Did they know what was happening in that building I’d just exited?
Did they care?
I wondered what they would think of a pregnant girl from the Line. I wondered what I thought of myself.
It was a warm and sunny day. Which was a good thing too, considering all the Line had given me to wear was a loose shirt, drawstring pants and an ill-fitting pair of sneakers. The clothes were wrinkled and made of a natural fabric I couldn’t identify. They smelled used and felt abrasive against my skin.
The sun burned high in the sky, casting a white-hot sheen over the filth of 10th Street. It must have been sometime around midday, but I had no idea what day of the week it was or the actual date.
I kept my head down and tried not to make eye contact with anyone. I wasn’t used to so much activity around me, and I was overwhelmed by the vastness of Central. So much space! I checked the street signs to keep track of where I was.

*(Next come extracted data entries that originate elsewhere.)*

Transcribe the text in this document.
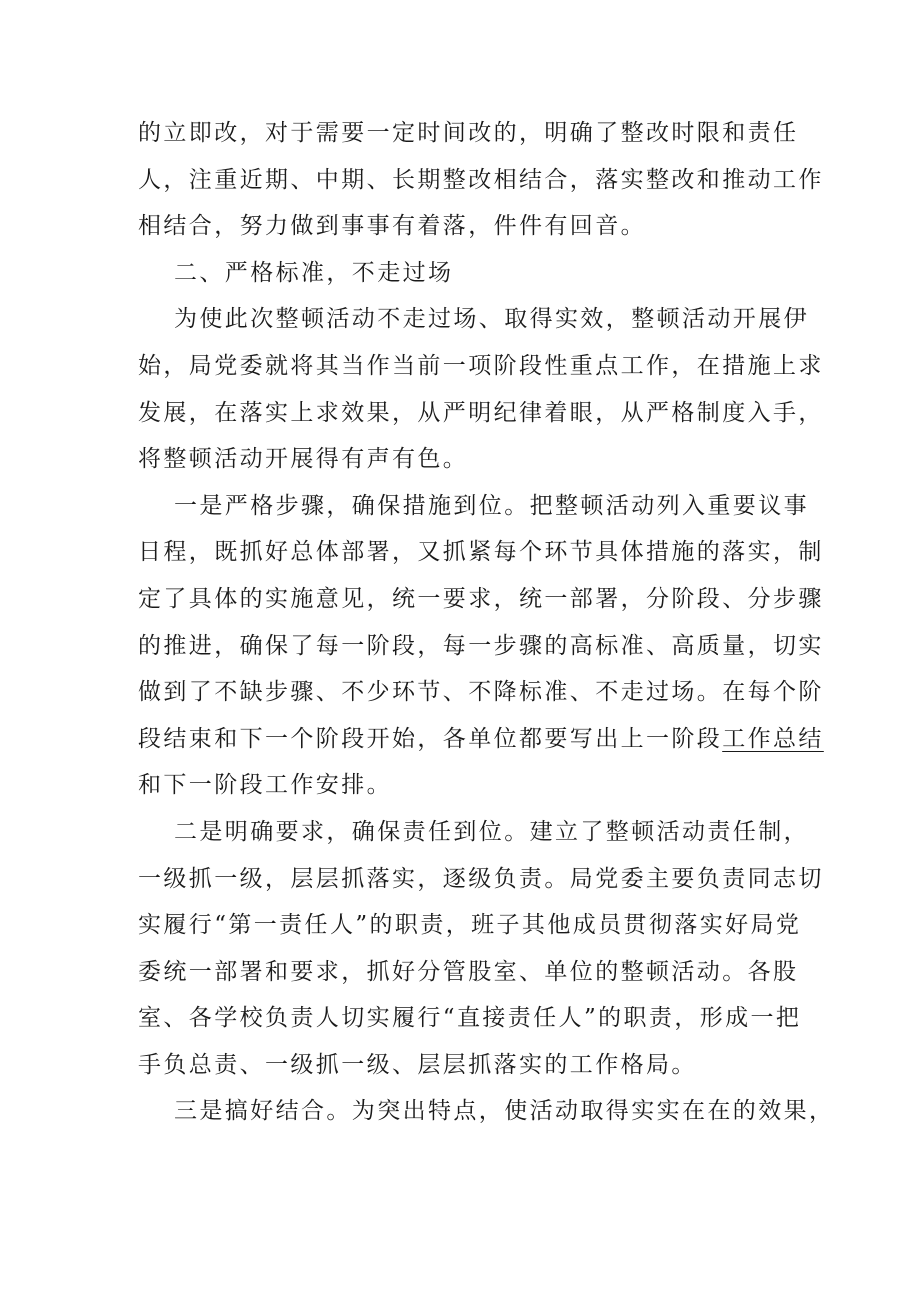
的立即改，对于需要一定时间改的，明确了整改时限和责任
人，注重近期、中期、长期整改相结合，落实整改和推动工作
相结合，努力做到事事有着落，件件有回音。
二、严格标准，不走过场
为使此次整顿活动不走过场、取得实效，整顿活动开展伊
始，局党委就将其当作当前一项阶段性重点工作，在措施上求
发展，在落实上求效果，从严明纪律着眼，从严格制度入手，
将整顿活动开展得有声有色。
一是严格步骤，确保措施到位。把整顿活动列入重要议事
日程，既抓好总体部署，又抓紧每个环节具体措施的落实，制
定了具体的实施意见，统一要求，统一部署，分阶段、分步骤
的推进，确保了每一阶段，每一步骤的高标准、高质量，切实
做到了不缺步骤、不少环节、不降标准、不走过场。在每个阶
段结束和下一个阶段开始，各单位都要写出上一阶段工作总结
和下一阶段工作安排。
二是明确要求，确保责任到位。建立了整顿活动责任制，
一级抓一级，层层抓落实，逐级负责。局党委主要负责同志切
实履行“第一责任人”的职责，班子其他成员贯彻落实好局党
委统一部署和要求，抓好分管股室、单位的整顿活动。各股
室、各学校负责人切实履行“直接责任人”的职责，形成一把
手负总责、一级抓一级、层层抓落实的工作格局。
三是搞好结合。为突出特点，使活动取得实实在在的效果，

Central was constructed like a giant grid, with numbered streets going one way, lettered avenues the other. I knew that much about Central, but that was about it. The lady who’d sold me had worked me as a dishwasher in her restaurant, which was in Central, down on 25th and Q.
There were times when she’d sent me out on errands with the chef, a burly old man named Hugo who I’d grown to trust, but we never went very far and I knew very little about the other sectors. Including Central, there were also South, North, East and West sectors, each and every one owned by the same corporation—Auberge.